The key to using flex for problems like this is understanding the "maximal-munch" rule. The rule is simple: Flex always picks the action corresponding to the pattern which matches the longest string (starting with the current input point; flex never "searches" for a match.) If more than one pattern matches the same longest substring, then the first pattern in the flex description is chosen. That means that the order of rules is important.
This is described at more length in the Flex manual section on How the Input is Matched.
So let's suppose that you are interested in matching complete words, where "words" are non-empty sequences of arbitrary non-whitespace characters separated by whitespace. (So, for example, the line 3, 4 and 5.
would contain only one valid strings.)
It's easy to identify the four possibilities:
- Decimal integers
- Decimal floating point
- Hexadecimal integers
- Anything other word.
We also need to ignore whitespace, other than recognizing it as a word separator.

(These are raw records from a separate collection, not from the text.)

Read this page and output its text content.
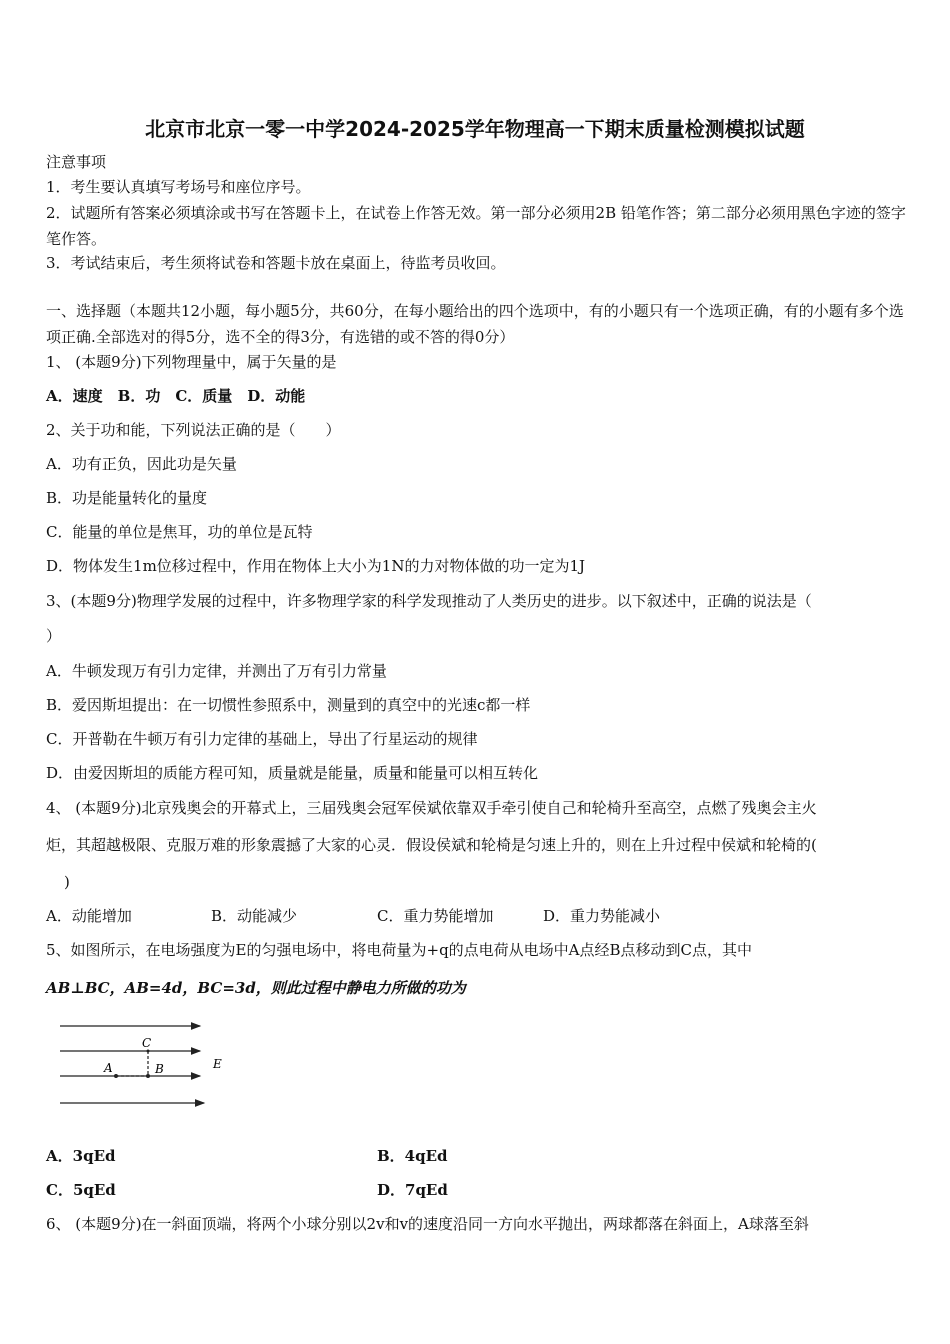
北京市北京一零一中学2024-2025学年物理高一下期末质量检测模拟试题
注意事项
1．考生要认真填写考场号和座位序号。
2．试题所有答案必须填涂或书写在答题卡上，在试卷上作答无效。第一部分必须用2B 铅笔作答；第二部分必须用黑色字迹的签字笔作答。
3．考试结束后，考生须将试卷和答题卡放在桌面上，待监考员收回。
一、选择题（本题共12小题，每小题5分，共60分，在每小题给出的四个选项中，有的小题只有一个选项正确，有的小题有多个选项正确.全部选对的得5分，选不全的得3分，有选错的或不答的得0分）
1、 (本题9分)下列物理量中，属于矢量的是
A．速度　B．功　C．质量　D．动能
2、关于功和能，下列说法正确的是（　　）
A．功有正负，因此功是矢量
B．功是能量转化的量度
C．能量的单位是焦耳，功的单位是瓦特
D．物体发生1m位移过程中，作用在物体上大小为1N的力对物体做的功一定为1J
3、(本题9分)物理学发展的过程中，许多物理学家的科学发现推动了人类历史的进步。以下叙述中，正确的说法是（
）
A．牛顿发现万有引力定律，并测出了万有引力常量
B．爱因斯坦提出：在一切惯性参照系中，测量到的真空中的光速c都一样
C．开普勒在牛顿万有引力定律的基础上，导出了行星运动的规律
D．由爱因斯坦的质能方程可知，质量就是能量，质量和能量可以相互转化
4、 (本题9分)北京残奥会的开幕式上，三届残奥会冠军侯斌依靠双手牵引使自己和轮椅升至高空，点燃了残奥会主火
炬，其超越极限、克服万难的形象震撼了大家的心灵．假设侯斌和轮椅是匀速上升的，则在上升过程中侯斌和轮椅的(
)
A．动能增加	B．动能减少	C．重力势能增加	D．重力势能减小
5、如图所示，在电场强度为E的匀强电场中，将电荷量为+q的点电荷从电场中A点经B点移动到C点，其中
AB⊥BC，AB=4d，BC=3d，则此过程中静电力所做的功为
C
A	B	E
A．3qEd	B．4qEd
C．5qEd	D．7qEd
6、 (本题9分)在一斜面顶端，将两个小球分别以2v和v的速度沿同一方向水平抛出，两球都落在斜面上，A球落至斜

If we put the rules in that order, we can be confident that the correct rule will be chosen for each line, because of the maximal munch rule.

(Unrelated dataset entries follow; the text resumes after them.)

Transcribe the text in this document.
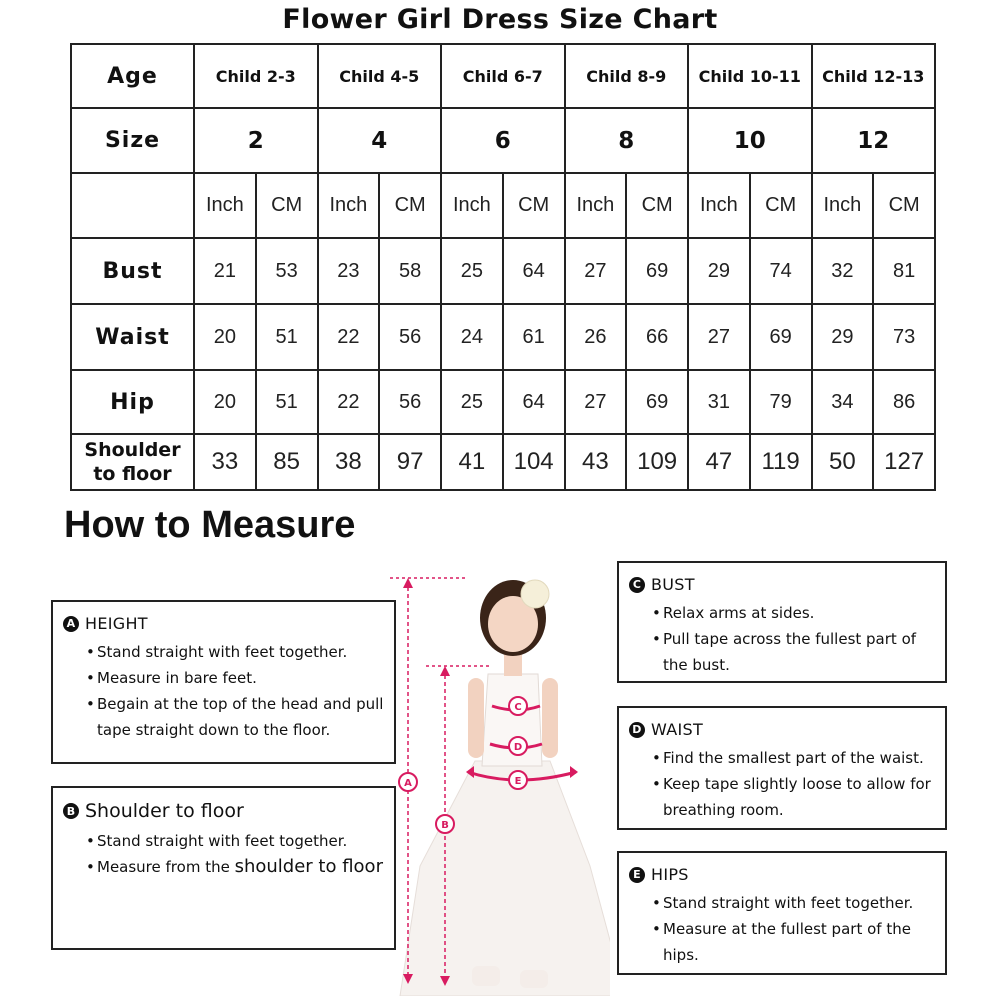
Flower Girl Dress Size Chart
Age	Child 2-3		Child 4-5		Child 6-7		Child 8-9		Child 10-11		Child 12-13	
Size	2		4		6		8		10		12	
	Inch	CM	Inch	CM	Inch	CM	Inch	CM	Inch	CM	Inch	CM
Bust	21	53	23	58	25	64	27	69	29	74	32	81
Waist	20	51	22	56	24	61	26	66	27	69	29	73
Hip	20	51	22	56	25	64	27	69	31	79	34	86

Shoulder
to floor	33	85	38	97	41	104	43	109	47	119	50	127
How to Measure
A HEIGHT
• Stand straight with feet together.
• Measure in bare feet.
• Begain at the top of the head and pull tape straight down to the floor.
B Shoulder to floor
• Stand straight with feet together.
• Measure from the shoulder to floor
C BUST
• Relax arms at sides.
• Pull tape across the fullest part of the bust.
D WAIST
• Find the smallest part of the waist.
• Keep tape slightly loose to allow for breathing room.
E HIPS
• Stand straight with feet together.
• Measure at the fullest part of the hips.
A
B
C
D
E
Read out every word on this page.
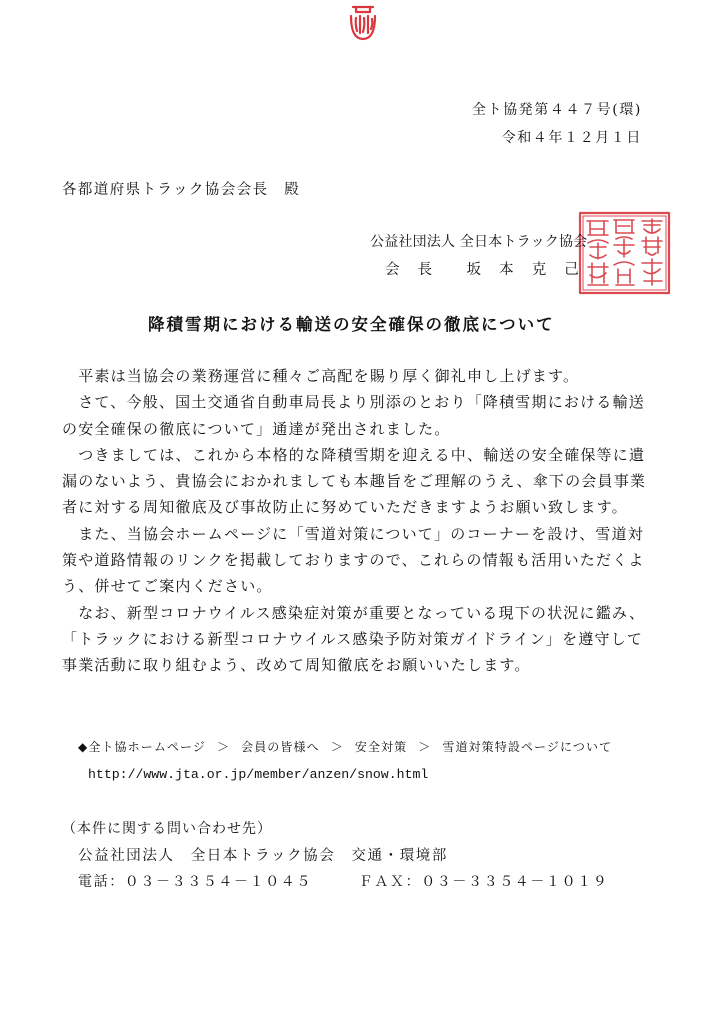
全ト協発第４４７号(環)
令和４年１２月１日
各都道府県トラック協会会長　殿
公益社団法人 全日本トラック協会
会　長　　坂　本　克　己
降積雪期における輸送の安全確保の徹底について
　平素は当協会の業務運営に種々ご高配を賜り厚く御礼申し上げます。
　さて、今般、国土交通省自動車局長より別添のとおり「降積雪期における輸送
の安全確保の徹底について」通達が発出されました。
　つきましては、これから本格的な降積雪期を迎える中、輸送の安全確保等に遺
漏のないよう、貴協会におかれましても本趣旨をご理解のうえ、傘下の会員事業
者に対する周知徹底及び事故防止に努めていただきますようお願い致します。
　また、当協会ホームページに「雪道対策について」のコーナーを設け、雪道対
策や道路情報のリンクを掲載しておりますので、これらの情報も活用いただくよ
う、併せてご案内ください。
　なお、新型コロナウイルス感染症対策が重要となっている現下の状況に鑑み、
「トラックにおける新型コロナウイルス感染予防対策ガイドライン」を遵守して
事業活動に取り組むよう、改めて周知徹底をお願いいたします。
◆全ト協ホームページ ＞ 会員の皆様へ ＞ 安全対策 ＞ 雪道対策特設ページについて
http://www.jta.or.jp/member/anzen/snow.html
（本件に関する問い合わせ先）
公益社団法人　全日本トラック協会　交通・環境部
電話：０３－３３５４－１０４５　　　ＦＡＸ：０３－３３５４－１０１９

So here's the entire flex file (except for the definition of main
):
%option noinput nounput noyywrap nodefault
%%
[[:space:]]+ { /* Ignore whitespace */ }
[+-]?[[:digit:]]+ { printf("%s valid\n", yytext); /* Decimal integer */ }
[+-]?[[:digit:]]+"."[[:digit:]]* {
printf("%s valid\n", yytext); /* Decimal point */ }
[+-]?"."[[:digit:]]+ { printf("%s valid\n", yytext); /* Decimal point */ }
[+-]0[xX][[:xdigit:]]+ { printf("%s valid\n", yytext); /* Hexadecimal integer */ }
[^[:space:]]+ { printf("%s invalid\n", yytext); /* Any word not matched by above rules */ }
Notes
I've used ordinary printf
statements here. You're free to use C++ streams, of course, but I prefer to use either stdio.h
or iostreams
, but not both. It might be considered cleaner to #include <stdio.h>
, but in fact Flex already does that because it needs it for its own purposes.
The %option
statement tells flex that you don't need yywrap
(which means you don't need to provide one or link with -lfl
), that you don't use input
or unput
(which means you can compile with -Wall
without getting unused function warnings) and that you don't expect flex to need to insert a default rule (which saves you from embarrassing errors, because flex will warn you if there is anything which might not match any rule.)
I used [[:xdigit:]]+
in the hexadecimal pattern, which allows both upper and lower-case hex digits. If that's not desired, you could replace it with [0-9A-F]
as in your original code, but your examples seem to indicate that your original code was not correct. Of course, you could write out the posix character classes, but I find them more readable. See the Flex manual section on Patterns for a complete list.